Smaller rate hike signals slower monetary policy tightening

Smaller rate hike signals slower monetary policy tightening

The US Federal Reserve (Fed) raised rates by 25 basis points (bps) yesterday. This may be a good sign for investors as it signals a shift towards slower monetary policy tightening. This was the eighth rate increase in the past year and brings the target for the federal funds rate to 4.5%-4.75%.

The interest rate hike was expected. This rate increase was lower than the last increase of 50 bps on December 14, 2022, and the Fed still expects further rate hikes will come this year. Central banks like the Fed and the Bank of Canada increase interest rates as a way to help curb rising inflation costs. In the US, inflation is at the highest level it’s been in 40 years.
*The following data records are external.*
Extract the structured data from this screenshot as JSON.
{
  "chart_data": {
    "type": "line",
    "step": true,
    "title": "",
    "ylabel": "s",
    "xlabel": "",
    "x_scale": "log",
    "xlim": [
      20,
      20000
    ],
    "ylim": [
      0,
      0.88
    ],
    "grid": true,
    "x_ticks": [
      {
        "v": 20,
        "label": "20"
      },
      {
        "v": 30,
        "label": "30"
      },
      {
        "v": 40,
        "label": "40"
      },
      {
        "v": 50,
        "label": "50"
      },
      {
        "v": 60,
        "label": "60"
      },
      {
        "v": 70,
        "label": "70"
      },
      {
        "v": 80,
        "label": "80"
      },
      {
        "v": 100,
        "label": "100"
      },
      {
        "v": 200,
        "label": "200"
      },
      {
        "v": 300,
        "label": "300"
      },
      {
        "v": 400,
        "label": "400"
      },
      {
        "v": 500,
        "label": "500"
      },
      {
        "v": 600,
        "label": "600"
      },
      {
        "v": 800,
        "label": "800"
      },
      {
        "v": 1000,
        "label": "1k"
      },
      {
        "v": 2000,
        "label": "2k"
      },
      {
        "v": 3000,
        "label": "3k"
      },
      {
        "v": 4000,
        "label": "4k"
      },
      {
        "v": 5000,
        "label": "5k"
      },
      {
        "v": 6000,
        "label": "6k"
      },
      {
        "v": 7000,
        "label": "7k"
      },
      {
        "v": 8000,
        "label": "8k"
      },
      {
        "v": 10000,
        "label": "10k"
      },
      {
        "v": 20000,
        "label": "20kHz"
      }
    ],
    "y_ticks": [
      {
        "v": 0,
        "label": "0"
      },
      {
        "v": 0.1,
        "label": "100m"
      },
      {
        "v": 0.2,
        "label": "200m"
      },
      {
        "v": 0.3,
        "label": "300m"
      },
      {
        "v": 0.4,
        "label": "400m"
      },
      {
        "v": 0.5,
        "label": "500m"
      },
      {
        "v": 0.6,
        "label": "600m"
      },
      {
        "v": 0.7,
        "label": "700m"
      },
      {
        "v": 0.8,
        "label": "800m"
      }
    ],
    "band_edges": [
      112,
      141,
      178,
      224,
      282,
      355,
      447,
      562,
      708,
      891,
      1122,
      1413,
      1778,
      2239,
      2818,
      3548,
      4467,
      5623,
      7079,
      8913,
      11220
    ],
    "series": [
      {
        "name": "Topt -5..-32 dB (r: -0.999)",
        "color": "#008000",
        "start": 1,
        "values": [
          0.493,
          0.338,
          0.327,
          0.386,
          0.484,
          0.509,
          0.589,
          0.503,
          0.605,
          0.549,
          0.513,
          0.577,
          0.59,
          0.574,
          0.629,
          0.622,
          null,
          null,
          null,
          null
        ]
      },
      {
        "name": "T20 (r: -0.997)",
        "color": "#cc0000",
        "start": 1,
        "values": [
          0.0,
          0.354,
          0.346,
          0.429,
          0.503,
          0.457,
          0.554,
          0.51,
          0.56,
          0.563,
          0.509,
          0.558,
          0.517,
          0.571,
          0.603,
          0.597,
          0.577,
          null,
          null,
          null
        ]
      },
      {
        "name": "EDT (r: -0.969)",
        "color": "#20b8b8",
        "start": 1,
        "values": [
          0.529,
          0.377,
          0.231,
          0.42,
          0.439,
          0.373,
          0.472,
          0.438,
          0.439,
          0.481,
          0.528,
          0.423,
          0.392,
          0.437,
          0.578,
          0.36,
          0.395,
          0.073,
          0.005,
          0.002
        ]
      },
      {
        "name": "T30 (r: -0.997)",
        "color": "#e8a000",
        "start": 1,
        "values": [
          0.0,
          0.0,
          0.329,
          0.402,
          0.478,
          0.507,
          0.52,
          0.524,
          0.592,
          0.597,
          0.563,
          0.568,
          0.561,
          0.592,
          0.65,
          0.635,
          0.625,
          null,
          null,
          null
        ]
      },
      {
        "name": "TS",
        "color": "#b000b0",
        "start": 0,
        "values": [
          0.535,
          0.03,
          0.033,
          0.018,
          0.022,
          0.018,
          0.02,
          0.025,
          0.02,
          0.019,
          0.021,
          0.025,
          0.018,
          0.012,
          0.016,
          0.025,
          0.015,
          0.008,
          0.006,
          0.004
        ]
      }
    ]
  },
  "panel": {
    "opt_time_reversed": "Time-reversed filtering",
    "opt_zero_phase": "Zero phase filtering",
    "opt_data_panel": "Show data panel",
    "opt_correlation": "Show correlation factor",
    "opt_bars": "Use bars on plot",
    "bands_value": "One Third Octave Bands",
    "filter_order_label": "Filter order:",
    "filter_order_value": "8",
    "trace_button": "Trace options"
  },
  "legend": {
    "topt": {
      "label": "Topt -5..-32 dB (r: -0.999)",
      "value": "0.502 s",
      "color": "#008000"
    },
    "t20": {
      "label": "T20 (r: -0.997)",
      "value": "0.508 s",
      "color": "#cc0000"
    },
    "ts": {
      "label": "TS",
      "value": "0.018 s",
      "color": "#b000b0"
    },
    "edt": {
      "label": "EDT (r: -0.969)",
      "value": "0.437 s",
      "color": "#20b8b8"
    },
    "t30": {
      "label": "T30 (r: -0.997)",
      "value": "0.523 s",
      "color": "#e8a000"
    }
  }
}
Along with trying to lower high inflation, CIBC Economics notes additional rate increases could be an effort to help push the bond market towards higher yields. CIBC Economics doesn’t expect the Fed to ease policy anytime soon, and expects another 25 bps rate hike to come.

Michael Sager, Executive Director, Multi-Asset and Currency Management at CIBC Asset Management, says the market consensus expects the Fed to begin easing its policy stance in the second half of 2023, after one final interest rate increase in the first half of this year. Yesterday’s Fed statement suggests this outlook remains too optimistic and we agree. Once policy rates reach their peak, we think they’re likely to stay there for an extended period, as the Fed continues to squeeze inflation from the economy.

How markets react throughout 2023 will depend on how the Fed (and other central banks) handles monetary policy. If the Fed does hold interest rates unchanged for an extended period once they peak, equity markets will face challenges in the short term. The Fed meets again on March 22, 2023.